In December 2012, together with Eisai, we entered into an agreement with Roche Molecular Systems, Inc., to develop and to commercialize a companion diagnostic to identify patients who have certain EZH2 mutations that are targeted by tazemetostat. We are using the diagnostic designed in collaboration with Roche to identify EZH2 mutations in patients in our five-arm Phase 2 study in NHL.
In April 2012, we entered into a collaboration and license agreement with Celgene under which we granted Celgene an exclusive license to our DOT1L program, among other programs, outside the United States, including pinometostat (EPZ-5676), the therapeutic candidate now in clinical development. We retained 100 percent of United States rights and are eligible to receive royalties on net product sales outside of the United States. Celgene made a $65 million upfront payment and made an equity investment of an additional $25 million.

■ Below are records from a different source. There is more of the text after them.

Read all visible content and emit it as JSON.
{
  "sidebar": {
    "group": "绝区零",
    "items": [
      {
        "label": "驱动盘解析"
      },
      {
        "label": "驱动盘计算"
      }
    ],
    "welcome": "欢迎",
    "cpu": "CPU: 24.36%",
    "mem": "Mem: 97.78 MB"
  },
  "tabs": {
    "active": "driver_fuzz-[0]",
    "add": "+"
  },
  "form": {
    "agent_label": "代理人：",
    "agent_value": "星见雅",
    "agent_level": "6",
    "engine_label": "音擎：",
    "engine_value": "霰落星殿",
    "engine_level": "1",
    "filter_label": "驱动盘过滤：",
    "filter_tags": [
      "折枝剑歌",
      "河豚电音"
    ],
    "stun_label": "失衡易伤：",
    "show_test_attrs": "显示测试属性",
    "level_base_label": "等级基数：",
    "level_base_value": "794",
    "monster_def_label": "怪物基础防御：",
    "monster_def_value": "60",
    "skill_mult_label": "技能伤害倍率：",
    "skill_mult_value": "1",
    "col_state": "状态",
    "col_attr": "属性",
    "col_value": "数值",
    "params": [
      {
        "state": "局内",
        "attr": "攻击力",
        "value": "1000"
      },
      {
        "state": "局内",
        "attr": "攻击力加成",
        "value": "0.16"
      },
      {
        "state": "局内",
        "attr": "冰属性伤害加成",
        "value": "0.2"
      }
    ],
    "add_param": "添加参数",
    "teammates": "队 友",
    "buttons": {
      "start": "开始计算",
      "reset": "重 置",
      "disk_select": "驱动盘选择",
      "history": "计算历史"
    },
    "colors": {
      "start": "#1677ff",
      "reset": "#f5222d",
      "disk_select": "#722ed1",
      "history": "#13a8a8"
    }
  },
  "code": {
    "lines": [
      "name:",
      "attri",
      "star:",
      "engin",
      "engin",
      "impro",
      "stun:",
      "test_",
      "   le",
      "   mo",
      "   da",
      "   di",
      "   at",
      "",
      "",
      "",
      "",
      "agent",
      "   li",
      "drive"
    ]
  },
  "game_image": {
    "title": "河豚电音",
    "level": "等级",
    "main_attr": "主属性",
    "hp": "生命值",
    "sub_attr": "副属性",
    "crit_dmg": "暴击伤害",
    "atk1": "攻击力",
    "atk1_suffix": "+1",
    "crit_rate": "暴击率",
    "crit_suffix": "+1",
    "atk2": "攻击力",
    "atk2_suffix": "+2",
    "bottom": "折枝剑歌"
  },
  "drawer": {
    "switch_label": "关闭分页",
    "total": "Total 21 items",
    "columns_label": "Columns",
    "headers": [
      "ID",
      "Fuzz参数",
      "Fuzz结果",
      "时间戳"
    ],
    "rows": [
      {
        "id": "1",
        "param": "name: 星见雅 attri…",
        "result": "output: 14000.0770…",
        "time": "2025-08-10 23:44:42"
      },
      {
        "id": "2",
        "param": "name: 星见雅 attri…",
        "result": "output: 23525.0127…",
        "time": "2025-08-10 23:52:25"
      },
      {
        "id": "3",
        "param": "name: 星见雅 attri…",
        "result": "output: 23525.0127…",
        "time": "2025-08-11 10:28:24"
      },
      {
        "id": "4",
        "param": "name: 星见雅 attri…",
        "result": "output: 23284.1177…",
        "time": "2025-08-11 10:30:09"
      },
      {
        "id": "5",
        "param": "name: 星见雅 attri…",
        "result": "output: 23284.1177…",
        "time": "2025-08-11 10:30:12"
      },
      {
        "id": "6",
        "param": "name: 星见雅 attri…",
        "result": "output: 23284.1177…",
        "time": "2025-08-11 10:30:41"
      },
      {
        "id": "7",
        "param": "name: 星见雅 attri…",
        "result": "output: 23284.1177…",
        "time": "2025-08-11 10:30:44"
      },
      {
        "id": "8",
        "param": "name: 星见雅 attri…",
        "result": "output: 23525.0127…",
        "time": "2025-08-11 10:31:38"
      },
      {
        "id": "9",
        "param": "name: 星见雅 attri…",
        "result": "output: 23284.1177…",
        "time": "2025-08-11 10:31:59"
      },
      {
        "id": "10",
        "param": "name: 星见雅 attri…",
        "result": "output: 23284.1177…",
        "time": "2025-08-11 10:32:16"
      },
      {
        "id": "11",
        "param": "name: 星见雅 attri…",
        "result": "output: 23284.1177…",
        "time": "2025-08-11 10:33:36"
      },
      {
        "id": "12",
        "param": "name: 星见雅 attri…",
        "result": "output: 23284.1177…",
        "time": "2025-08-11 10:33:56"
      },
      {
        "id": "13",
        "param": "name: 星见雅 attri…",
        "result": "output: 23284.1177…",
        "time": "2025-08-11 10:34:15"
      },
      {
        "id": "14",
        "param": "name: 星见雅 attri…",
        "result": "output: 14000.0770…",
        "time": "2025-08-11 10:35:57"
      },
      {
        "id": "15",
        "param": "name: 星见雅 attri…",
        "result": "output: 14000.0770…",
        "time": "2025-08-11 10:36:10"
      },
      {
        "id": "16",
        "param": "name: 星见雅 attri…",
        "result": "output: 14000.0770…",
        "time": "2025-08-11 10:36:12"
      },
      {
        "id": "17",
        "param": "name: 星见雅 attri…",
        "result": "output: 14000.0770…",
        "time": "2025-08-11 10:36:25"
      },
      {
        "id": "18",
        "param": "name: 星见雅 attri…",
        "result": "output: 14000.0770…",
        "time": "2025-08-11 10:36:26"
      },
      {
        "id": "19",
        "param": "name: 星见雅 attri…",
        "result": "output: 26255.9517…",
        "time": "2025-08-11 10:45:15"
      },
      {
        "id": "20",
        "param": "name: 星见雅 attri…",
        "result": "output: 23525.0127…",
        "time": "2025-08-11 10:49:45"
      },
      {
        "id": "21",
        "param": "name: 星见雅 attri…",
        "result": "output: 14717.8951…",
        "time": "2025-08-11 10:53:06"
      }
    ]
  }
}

In July 2015, we amended and restated our agreement with Celgene to extend the research collaboration between the two companies for at least three additional years. Under the collaboration, Celgene will have the option to license histone methyltransferase (HMT) inhibitors being developed by Epizyme against three predefined targets. Epizyme regained global rights to the remainder of its pipeline, as Celgene’s option to license ex-US rights for any other preclinical programs was terminated.
Under the terms of the amended and restated agreement, we received a $10 million extension fee from Celgene in return for an option to individually license global rights for two of the targets and ex-U.S. rights for the third target. Celgene has the right to exercise its option with respect to each of the targets at the time of the IND filing for an additional pre-specified license payment. In addition, Epizyme will be responsible for leading and funding development for each target candidate through Phase 1 clinical trials. Following the completion of Phase 1, if Celgene chooses to continue its license for a specific target, it may do so by making an additional pre-specified payment.
We may earn total potential milestones of up to $610 million on the three targets, including up to $75 million in development milestones and license fees, $365 million in regulatory milestones, and $170 million in sales milestones. We also may earn a royalty of up to a low double-digit percentage on worldwide net sales for two of the product candidates, and on ex-U.S. net sales for the third product candidate.
For pinometostat, we may earn total potential milestones of up to $35 million in remaining potential clinical milestones and up to $100 million in potential regulatory milestones, plus royalties to a mid-teen percentage on ex-U.S. net sales.
In January 2011, we entered into a collaboration and license agreement with GSK to discover, develop and commercialize novel small molecule HMT inhibitors directed to three targets from our product platform. Under the agreement, we received an upfront payment of $20 million. In addition, we have received a $3 million payment upon the execution of an agreement amendment, $6 million of fixed research funding, $9 million in research funding payments and $15 million in milestone payments and are eligible to receive up to $620 million in additional milestone payments, comprising aggregate research, development and regulatory milestone payments of up to $402 million and sales-based milestone payments of up to $218 million. In addition, GSK is required to pay us royalties on worldwide net product sales.